Pancake Week: The Brief Psychology of a Pancake Tradition


March 1 marks the beginning of Pancake Week, leading up to Pancake Day on March 8. Although we all know and love these fluffy delicacies, most people probably don’t know that Pancake Day is rooted in the observance of Lent. Traditionally, Pancake Day is rooted in both Christian and pagan beliefs, and is similar in purpose to Fat Tuesday, also known as Shrove Tuesday. It serves as the last chance for people to indulge in eggs, fat and sugar, and the social activities which give way to the more sober nature of Lent. Growing up, my perception of the holiday was neither Christian nor pagan, but simply a day that I was required to eat pancakes no matter what, thanks to my dad’s mysterious obsession with the day.

In celebration of Pancake Day, indulge in a stack of delicious pancakes drenched in maple syrup. (Lucy Sutton/The Observer)

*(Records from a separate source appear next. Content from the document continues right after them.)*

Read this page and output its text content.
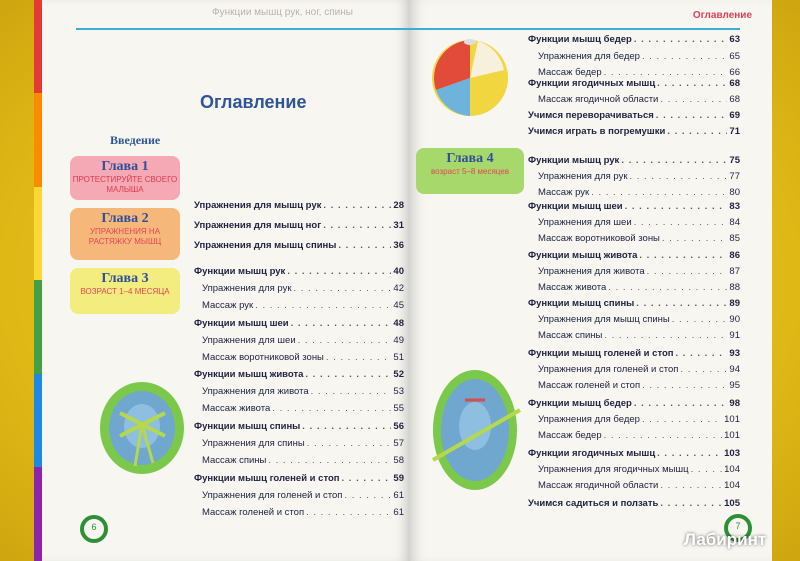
Функции мышц рук, ног, спины	Оглавление
Оглавление
Введение
Глава 1
ПРОТЕСТИРУЙТЕ СВОЕГО МАЛЫША
Глава 2
УПРАЖНЕНИЯ НА РАСТЯЖКУ МЫШЦ
Глава 3
ВОЗРАСТ 1–4 МЕСЯЦА
Глава 4
возраст 5–8 месяцев
Упражнения для мышц рук . . .	28
Упражнения для мышц ног . . .	31
Упражнения для мышц спины . . .	36
Функции мышц рук . . .	40
Упражнения для рук . . .	42
Массаж рук . . .	45
Функции мышц шеи . . .	48
Упражнения для шеи . . .	49
Массаж воротниковой зоны . . .	51
Функции мышц живота . . .	52
Упражнения для живота . . .	53
Массаж живота . . .	55
Функции мышц спины . . .	56
Упражнения для спины . . .	57
Массаж спины . . .	58
Функции мышц голеней и стоп . . .	59
Упражнения для голеней и стоп . . .	61
Массаж голеней и стоп . . .	61
Функции мышц бедер . . .	63
Упражнения для бедер . . .	65
Массаж бедер . . .	66
Функции ягодичных мышц . . .	68
Массаж ягодичной области . . .	68
Учимся переворачиваться . . .	69
Учимся играть в погремушки . . .	71
Функции мышц рук . . .	75
Упражнения для рук . . .	77
Массаж рук . . .	80
Функции мышц шеи . . .	83
Упражнения для шеи . . .	84
Массаж воротниковой зоны . . .	85
Функции мышц живота . . .	86
Упражнения для живота . . .	87
Массаж живота . . .	88
Функции мышц спины . . .	89
Упражнения для мышц спины . . .	90
Массаж спины . . .	91
Функции мышц голеней и стоп . . .	93
Упражнения для голеней и стоп . . .	94
Массаж голеней и стоп . . .	95
Функции мышц бедер . . .	98
Упражнения для бедер . . .	101
Массаж бедер . . .	101
Функции ягодичных мышц . . .	103
Упражнения для ягодичных мышц . . .	104
Массаж ягодичной области . . .	104
Учимся садиться и ползать . . .	105
6	7
Лабиринт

I come from a family with an ex-Catholic, partially-Irish father who, although somewhat departed from his religion, still felt the need to carry on certain Catholic traditions such as eating pancakes on Shrove Tuesday. He failed to tell the rest of the family why we were partaking in this activity, however, and I don’t think that our version was pre-Lent worthy. On the last Pancake Day I remember, we had a typical dinner of steak, broccoli and potatoes, and a side of enormous pancakes. This meant that we were not only bingeing ourselves of eggs and milk, but also of things like steak.

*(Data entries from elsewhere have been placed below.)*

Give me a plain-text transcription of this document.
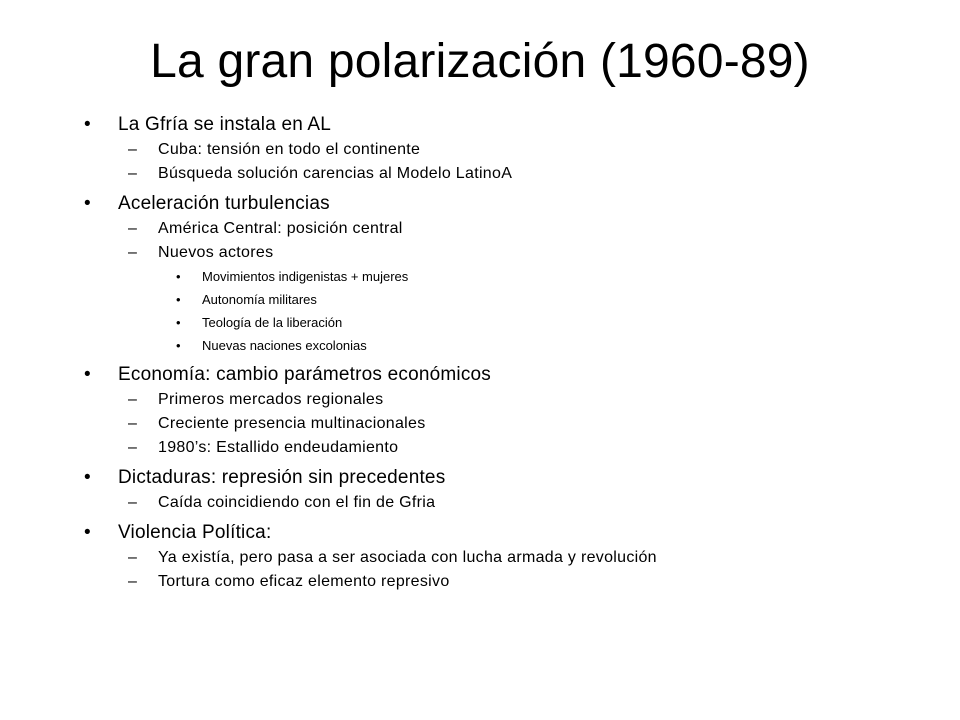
La gran polarización (1960-89)
• La Gfría se instala en AL
– Cuba: tensión en todo el continente
– Búsqueda solución carencias al Modelo LatinoA
• Aceleración turbulencias
– América Central: posición central
– Nuevos actores
• Movimientos indigenistas + mujeres
• Autonomía militares
• Teología de la liberación
• Nuevas naciones excolonias
• Economía: cambio parámetros económicos
– Primeros mercados regionales
– Creciente presencia multinacionales
– 1980’s: Estallido endeudamiento
• Dictaduras: represión sin precedentes
– Caída coincidiendo con el fin de Gfria
• Violencia Política:
– Ya existía, pero pasa a ser asociada con lucha armada y revolución
– Tortura como eficaz elemento represivo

As a child, I remember thinking that it was extremely strange to be eating pancakes with a meal such as this one, yet my dad followed the tradition religiously (no pun intended) and somehow managed to flip pancakes while also barbequing steak. I couldn’t quite figure out where my dad’s obsession with Pancake Day came from, considering we weren’t very religious. Despite his Catholic background, it didn’t add up; we rarely attended church, and it was a Baptist church at that. Then I thought a bit more about the pancake tradition and had an epiphany. I realized that my father grew up on a farm where maple syrup was produced. And suddenly so much made sense to me. This was why we ate green beans and refried beans with syrup, and why there was always an abundance of maple candy and ice cream in the house. When you grow up with an excess of maple syrup and you’re poor, you devise ways to enjoy the maple syrup, and pancakes are a perfect way to do that. This accounted for my dad’s attitude of “quick, make some pancakes, it’s Pancake Day!”

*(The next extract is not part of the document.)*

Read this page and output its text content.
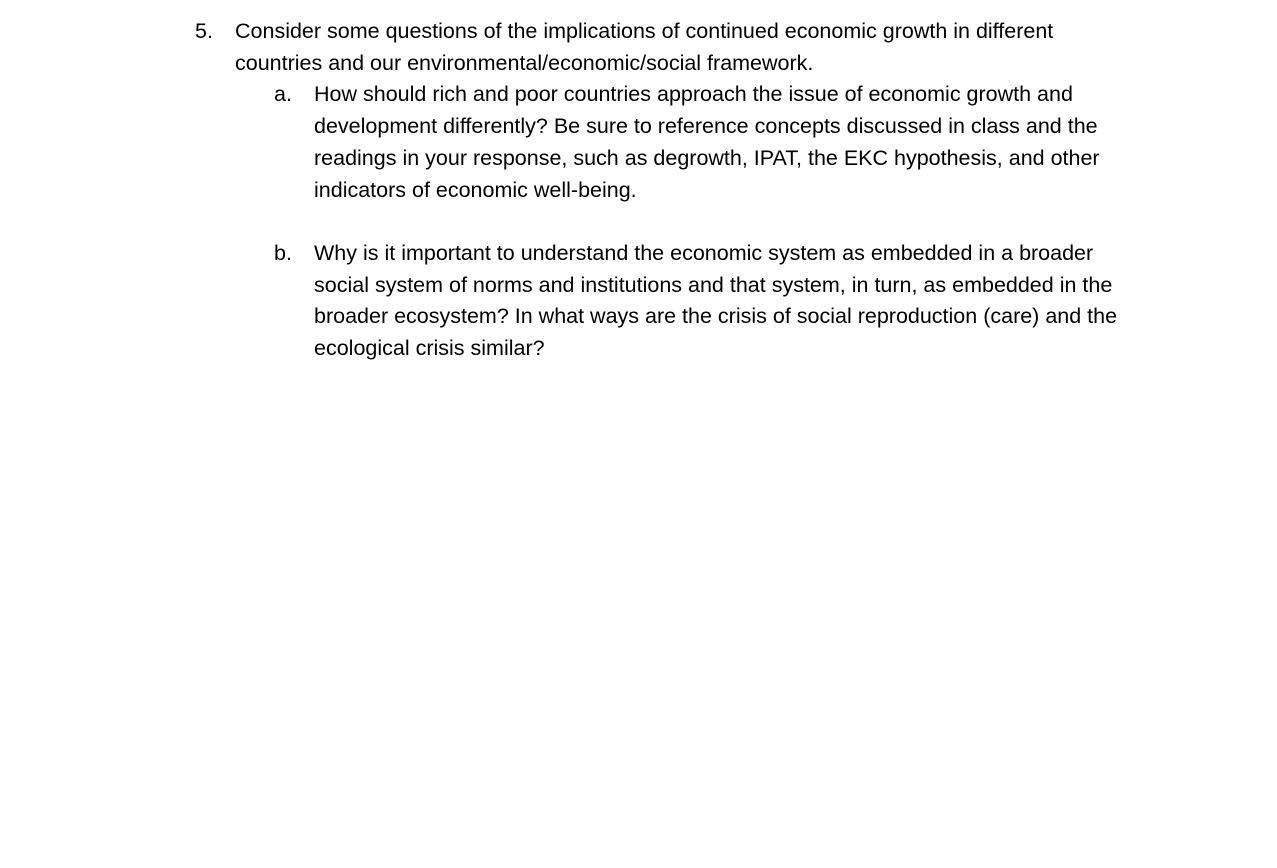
5. Consider some questions of the implications of continued economic growth in different countries and our environmental/economic/social framework.
a. How should rich and poor countries approach the issue of economic growth and development differently? Be sure to reference concepts discussed in class and the readings in your response, such as degrowth, IPAT, the EKC hypothesis, and other indicators of economic well-being.
b. Why is it important to understand the economic system as embedded in a broader social system of norms and institutions and that system, in turn, as embedded in the broader ecosystem? In what ways are the crisis of social reproduction (care) and the ecological crisis similar?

I realized that even though I grew up in a household that did not produce its own maple syrup and could afford to throw it out if need be, my dad was not only addicted to maple syrup from his youth, but for some strange reason felt the need to use as much of it as he possibly could during syrup season. It was as if the minute maple syrup season started, a switch had gone off in his head that said, “Must transport syrup to mouth.” So maybe the day wasn’t as much about the pancakes as the syrup. And the syrup had some deep connection to the past, a farm, scarcity and religion.

So whether you are religious and actually have a reason for celebrating the day, own a maple syrup farm or simply like pancakes, this year you can start your own pancake traditions. Pancakes, after all, are delicious. Whether you eat them with steak or chocolate, to purge your sins or to purge your cupboard, you’ll have a guilt-free week to indulge, and to make your friends wonder what event in your past caused you to have such an obsession with the griddle cakes. Pancake Day, in my experience, can get pretty deep, after all. So fry them up, smother them in syrup and prepare for Lent. Bon appétit!